Die Laffer-Kurve ist aus der aktuellen wissenschaftlichen und politischen Debatte verschwunden. Die dahinter stehenden Überlegungen bleiben jedoch aktuell. Jede Steuererhöhung hat dynamische Anreizeffekte. Wird die Besteuerung prohibitiv hoch, dominieren die negativen Effekte, die Steuervermeidung nimmt überhand, und der Ertrag sinkt. Steuern sind grundsätzlich so zu bemessen, dass sie gerade ausreichen, um die Aufgaben das Staates zu finanzieren, nicht mehr und nicht weniger. Das ist letztlich die bleibende Lehre aus der Laffer-Kurve.

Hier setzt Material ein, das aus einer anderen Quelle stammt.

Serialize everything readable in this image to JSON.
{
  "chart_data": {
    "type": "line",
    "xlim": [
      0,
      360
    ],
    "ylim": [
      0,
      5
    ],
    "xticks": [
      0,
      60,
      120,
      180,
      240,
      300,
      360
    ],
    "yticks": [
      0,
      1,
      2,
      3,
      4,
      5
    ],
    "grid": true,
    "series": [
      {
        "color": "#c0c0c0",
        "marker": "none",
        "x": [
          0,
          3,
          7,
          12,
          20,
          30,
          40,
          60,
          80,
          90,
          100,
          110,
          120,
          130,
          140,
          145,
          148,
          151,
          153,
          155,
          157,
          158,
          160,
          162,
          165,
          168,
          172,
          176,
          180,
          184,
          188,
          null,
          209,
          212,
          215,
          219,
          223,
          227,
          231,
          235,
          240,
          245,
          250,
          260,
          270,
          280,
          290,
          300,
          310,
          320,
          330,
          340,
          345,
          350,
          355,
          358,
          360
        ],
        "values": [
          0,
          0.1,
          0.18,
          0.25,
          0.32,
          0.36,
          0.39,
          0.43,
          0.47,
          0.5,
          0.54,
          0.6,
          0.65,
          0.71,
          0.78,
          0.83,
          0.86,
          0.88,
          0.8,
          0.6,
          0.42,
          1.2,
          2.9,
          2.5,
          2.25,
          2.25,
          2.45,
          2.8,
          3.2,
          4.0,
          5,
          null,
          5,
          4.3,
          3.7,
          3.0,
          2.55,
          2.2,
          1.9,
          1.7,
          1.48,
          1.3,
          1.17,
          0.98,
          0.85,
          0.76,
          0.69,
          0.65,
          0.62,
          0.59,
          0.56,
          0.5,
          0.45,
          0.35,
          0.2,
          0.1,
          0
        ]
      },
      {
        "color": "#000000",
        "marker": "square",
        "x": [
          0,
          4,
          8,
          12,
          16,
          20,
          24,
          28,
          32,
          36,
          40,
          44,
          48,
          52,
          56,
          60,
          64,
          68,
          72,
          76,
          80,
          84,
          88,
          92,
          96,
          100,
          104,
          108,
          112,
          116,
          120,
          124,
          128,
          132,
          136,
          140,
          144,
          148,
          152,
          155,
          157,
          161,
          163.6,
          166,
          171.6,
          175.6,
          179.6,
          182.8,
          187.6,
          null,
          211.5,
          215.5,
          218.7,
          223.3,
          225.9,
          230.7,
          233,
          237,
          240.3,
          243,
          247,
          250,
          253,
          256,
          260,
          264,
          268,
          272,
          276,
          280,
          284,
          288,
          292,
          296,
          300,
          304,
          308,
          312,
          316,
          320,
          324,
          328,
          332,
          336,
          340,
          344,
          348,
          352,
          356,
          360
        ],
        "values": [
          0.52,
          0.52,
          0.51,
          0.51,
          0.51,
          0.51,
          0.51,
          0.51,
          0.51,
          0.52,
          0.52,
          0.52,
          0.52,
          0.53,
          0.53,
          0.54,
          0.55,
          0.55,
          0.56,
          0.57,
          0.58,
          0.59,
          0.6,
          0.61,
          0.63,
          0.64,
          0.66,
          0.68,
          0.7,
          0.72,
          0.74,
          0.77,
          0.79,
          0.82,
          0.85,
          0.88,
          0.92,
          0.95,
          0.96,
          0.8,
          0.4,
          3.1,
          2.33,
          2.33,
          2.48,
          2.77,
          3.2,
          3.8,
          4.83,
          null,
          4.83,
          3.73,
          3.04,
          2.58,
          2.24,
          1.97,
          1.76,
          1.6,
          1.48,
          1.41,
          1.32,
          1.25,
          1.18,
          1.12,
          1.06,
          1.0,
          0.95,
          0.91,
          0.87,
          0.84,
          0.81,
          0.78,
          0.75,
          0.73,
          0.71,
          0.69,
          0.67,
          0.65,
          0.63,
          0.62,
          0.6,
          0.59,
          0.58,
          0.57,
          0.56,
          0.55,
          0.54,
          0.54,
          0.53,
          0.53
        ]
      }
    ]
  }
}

Arthur Betz Laffer (*14. August 1940 in Youngstown, Ohio)
Der mit einer Körpergrösse von nur 1,70 Meter eher kleingewachsene Arthur B. Laffer gehörte in den Achtziger- und Neunzigerjahren des vergangenen Jahrhunderts zu den Grossen der Ökonomie. Er ist mit seiner Laffer-Kurve in die Wirtschaftsgeschichte eingegangen.

Laffer studierte Volkswirtschaftslehre in Yale, er schloss das Studium 1963 ab. In den Jahren 1965 und 1972 liess er an der Stanford University den Master und danach den Doktortitel folgen. Von 1970 bis 1976 war er als Associate Professor an der renommierten Universität von Chicago tätig. Darauf wurde er an die University of Southern California berufen. Im Jahr 1984 wechselte er an die Pepperdine University.

Schon 1970 nahm er die erste Tätigkeit in Washington wahr. Er arbeitete als Chefökonom im Office of Management and Budget unter George Shultz. Er folgte diesem, als er Schatzminister wurde. Zugleich beriet Laffer auch Donald Rumsfeld. Den Durchbruch schaffte er mit der Wahl von Ronald Reagan zum US-Präsidenten im Jahr 1981. Er wurde in dessen Beraterstab berufen und blieb ein wichtiger wirtschaftspolitischer Ansprechpartner von Reagan, der seine Reaganomics wesentlich auf Laffers Arbeiten um die berühmte Laffer-Kurve abstützte. In den Achtzigerjahren beriet er auch Maggie Thatcher in Steuerfragen.

Laffer erhielt für seine Arbeiten verschiedene Ehrungen. Das «Time Magazine» bezeichnete ihn im Frühjahr 1999 als einen der «grössten Köpfe des Jahrhunderts». Im Jahr 1983 wurde er vom West Coast Father’s Day Comittee zum «Vater des Jahres» erkoren. Mit gutem Grund: Laffer ist Vater von sechs Kindern und mehrfacher Grossvater.

Nach seiner wissenschaftlichen und politischen Laufbahn wechselte Laffer in die Privatwirtschaft. Er gründete das Forschungs- und Beratungsunternehmen Laffer Associates, dem er nach wie vor vorsteht. Er lebt heute in Nashville, Tennessee.